Las aguas fecales del sistema judicial español han alcanzado tal altura que han colocado en la picota a Baltasar Garzón, otrora zancudo cuellilargo en la poza donde se hundía en el barro a la disidencia vasca. En uno de sus arrebatos de egolatría, a la búsqueda de un nuevo impulso a su carrera mediática, se le ocurrió nada más y nada menos que remover con torpeza la laguna negra de las personas fusiladas en las «tierras liberadas por la cruzada franquista». A los pocos meses, el pleno de la Sala de lo Penal de la Audiencia Nacional declaró, por 14 votos a favor y 3 en contra, que el juez Baltasar Garzón carecía de competencia para investigar las desapariciones ocurridas durante la Guerra Civil y el franquismo. Obviamente, más allá de una cuestión competencial, lo que la Audiencia Nacional defendía era la impunidad de los criminales, una de las bases fundacionales de la transición española y del posterior pacto constitucional. Ahora le quieren hacer pagar a Garzón la osadía de poner en tela de juicio la idoneidad del olvido como bálsamo para las heridas abiertas por cuatro décadas de fascismo. Detrás de la querella que ha sentado al magistrado en el banquillo se encuentra la propia Falange, es decir, el mismo partido político que encabezó la degollina de 1936.

Como anteayer noche dijo en la Plaza de los Tilos de Hernani uno de los integrantes del grupo musical Bizardunak, dan ganas de brindar el próximo trago a la mismísima Falange por haber llevado hasta el borde de la inhabilitación a Garzón, pero yo no voy a ir tan lejos. Por más que las guerras intestinas entre distintas instancias judiciales puedan traer consigo la suspensión profesional del juez con más páginas en Google, para las personas que viven en Euskal Herria, para las decenas de miles de ellas que son susceptibles de padecer las consecuencias de alguno de los nuevos tipos penales acuñados por él mismo, la caída en desgracia de este personaje no supone ningún alivio.

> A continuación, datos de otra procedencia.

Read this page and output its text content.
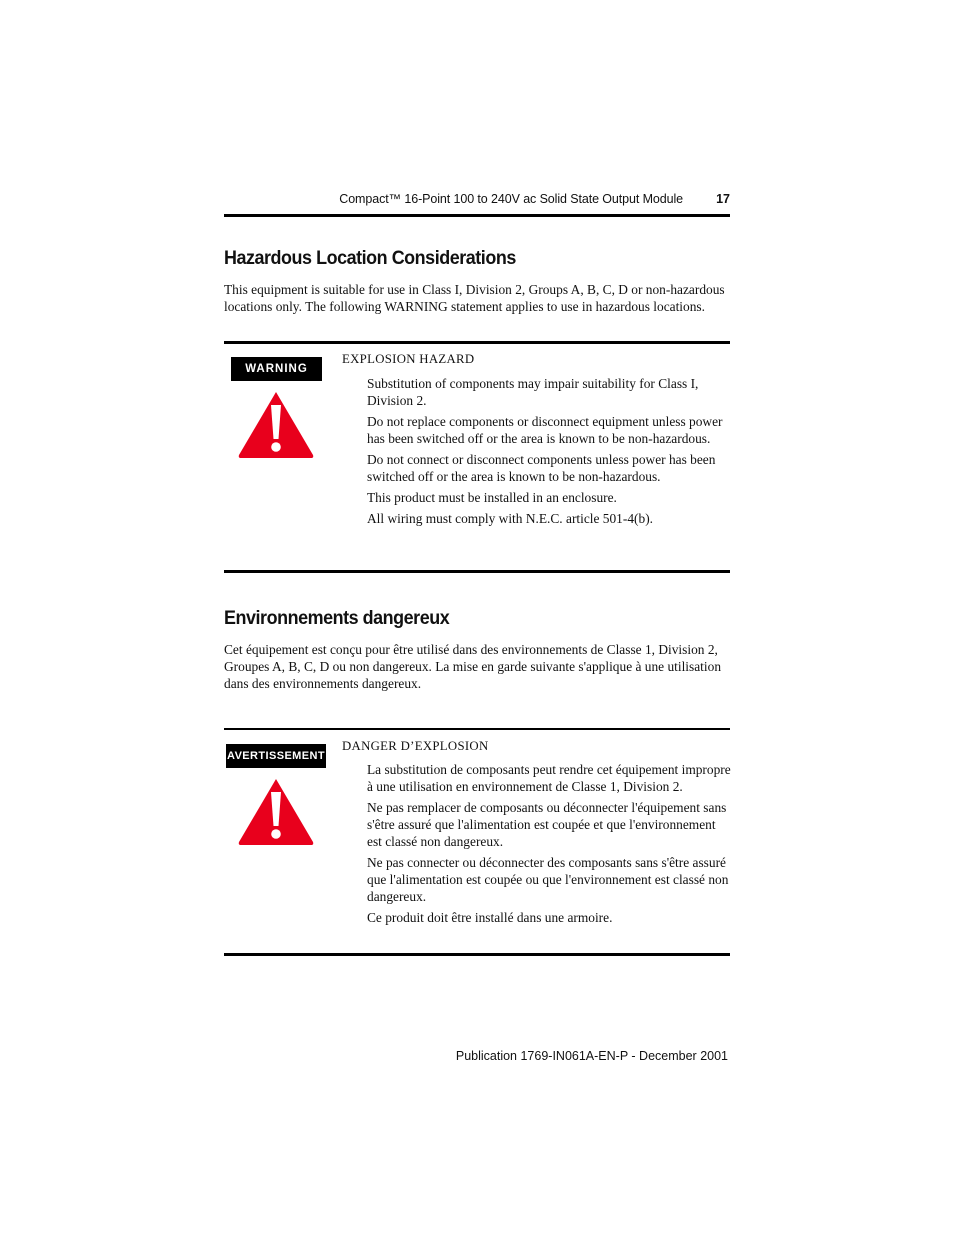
Compact™ 16-Point 100 to 240V ac Solid State Output Module	17
Hazardous Location Considerations

This equipment is suitable for use in Class I, Division 2, Groups A, B, C, D or non-hazardous locations only. The following WARNING statement applies to use in hazardous locations.

WARNING
EXPLOSION HAZARD

Substitution of components may impair suitability for Class I, Division 2.

Do not replace components or disconnect equipment unless power has been switched off or the area is known to be non-hazardous.

Do not connect or disconnect components unless power has been switched off or the area is known to be non-hazardous.

This product must be installed in an enclosure.

All wiring must comply with N.E.C. article 501-4(b).

Environnements dangereux

Cet équipement est conçu pour être utilisé dans des environnements de Classe 1, Division 2, Groupes A, B, C, D ou non dangereux. La mise en garde suivante s'applique à une utilisation dans des environnements dangereux.

AVERTISSEMENT
DANGER D’EXPLOSION

La substitution de composants peut rendre cet équipement impropre à une utilisation en environnement de Classe 1, Division 2.

Ne pas remplacer de composants ou déconnecter l'équipement sans s'être assuré que l'alimentation est coupée et que l'environnement est classé non dangereux.

Ne pas connecter ou déconnecter des composants sans s'être assuré que l'alimentation est coupée ou que l'environnement est classé non dangereux.

Ce produit doit être installé dans une armoire.

Publication 1769-IN061A-EN-P - December 2001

La gran mascarada del proceso de democratización a la española tiene una triple cadena de seguridad que, sobre los acuerdos políticos y sociales establecidos en los años de la transición, impide que el derecho de autodeterminación de Euskal Herria y las libertades civiles y políticas de sus habitantes tengan recorrido. La Audiencia Nacional es el primer piso en esa escalera que baja a las catacumbas predemocráticas. He conocido en persona a buen número de los jueces y fiscales allí destinados, capaces de dormirse en un juicio público, de tener un currículum político ultraderechista, de abroncar a quien, entre sollozos, les aseguraba que había sido torturado, de proponer que un preso con una enfermedad incurable no sea excarcelado y extinga sus últimos días entre rejas en condición de «preso rematado». Nunca se ha impartido una molécula de justicia en sus salas y despachos, como tampoco se da en las fantasmagóricas reuniones y sentencias del Tribunal Supremo o del Tribunal Constitucional, instancias superiores encargadas, mayormente, de atornillar lo juzgado y condenado en la calle Génova.

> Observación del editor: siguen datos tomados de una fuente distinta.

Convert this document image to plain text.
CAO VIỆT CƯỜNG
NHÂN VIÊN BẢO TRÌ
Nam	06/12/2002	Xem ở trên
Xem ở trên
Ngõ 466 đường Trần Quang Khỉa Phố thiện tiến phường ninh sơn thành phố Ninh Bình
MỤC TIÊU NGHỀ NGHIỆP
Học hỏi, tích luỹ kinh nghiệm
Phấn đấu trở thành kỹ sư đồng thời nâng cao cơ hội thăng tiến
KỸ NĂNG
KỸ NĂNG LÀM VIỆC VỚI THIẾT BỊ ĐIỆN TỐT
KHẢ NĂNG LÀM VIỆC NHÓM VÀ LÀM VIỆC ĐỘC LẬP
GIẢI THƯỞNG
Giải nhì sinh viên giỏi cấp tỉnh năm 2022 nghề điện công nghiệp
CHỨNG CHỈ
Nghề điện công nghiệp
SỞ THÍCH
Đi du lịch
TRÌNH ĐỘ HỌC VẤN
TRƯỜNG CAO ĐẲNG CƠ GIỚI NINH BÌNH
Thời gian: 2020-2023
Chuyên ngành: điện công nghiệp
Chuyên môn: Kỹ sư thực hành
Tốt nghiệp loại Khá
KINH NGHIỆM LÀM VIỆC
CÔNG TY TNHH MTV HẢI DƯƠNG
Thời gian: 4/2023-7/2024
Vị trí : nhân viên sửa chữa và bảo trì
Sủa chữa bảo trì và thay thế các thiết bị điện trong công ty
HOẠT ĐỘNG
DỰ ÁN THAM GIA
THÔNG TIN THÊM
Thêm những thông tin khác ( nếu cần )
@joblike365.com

Fue el ex presidente argentino Alfonsín el que reconoció en público que la inspiración para la Ley de Punto Final en su país, por la que se exoneraba de responsabilidad a la mayoría de los militares golpistas y sus ayudantes en la judicatura, la prensa, la política y la empresa privada, se la dio Felipe González. De hecho, los que redactaron aquella ley, ya derogada, copiaron la transición española punto por punto, garantizando la impunidad de los asesinos y rotulando con caligrafía democrática los preceptos legales del régimen de negación anterior. Todo lo que ha venido después es deudor de aquel pacto infame. Nadie que lo suscribiese puede hacer política sin ser calificado de condescendiente con el franquismo o de colaborador con el genocidio. Así pues, que homenajeen a Garzón quienes sufran el vacío existencial y la amnesia política. Imposible de regenerar, el sistema judicial español es una de las muchísimas razones que existen para separar cuanto antes nuestro destino de la sombra de España, el único país del mundo que alardea de no haber hecho su Nuremberg particular. España se hunde en su inmundicia: rompamos amarras y que no nos arrastre al fondo.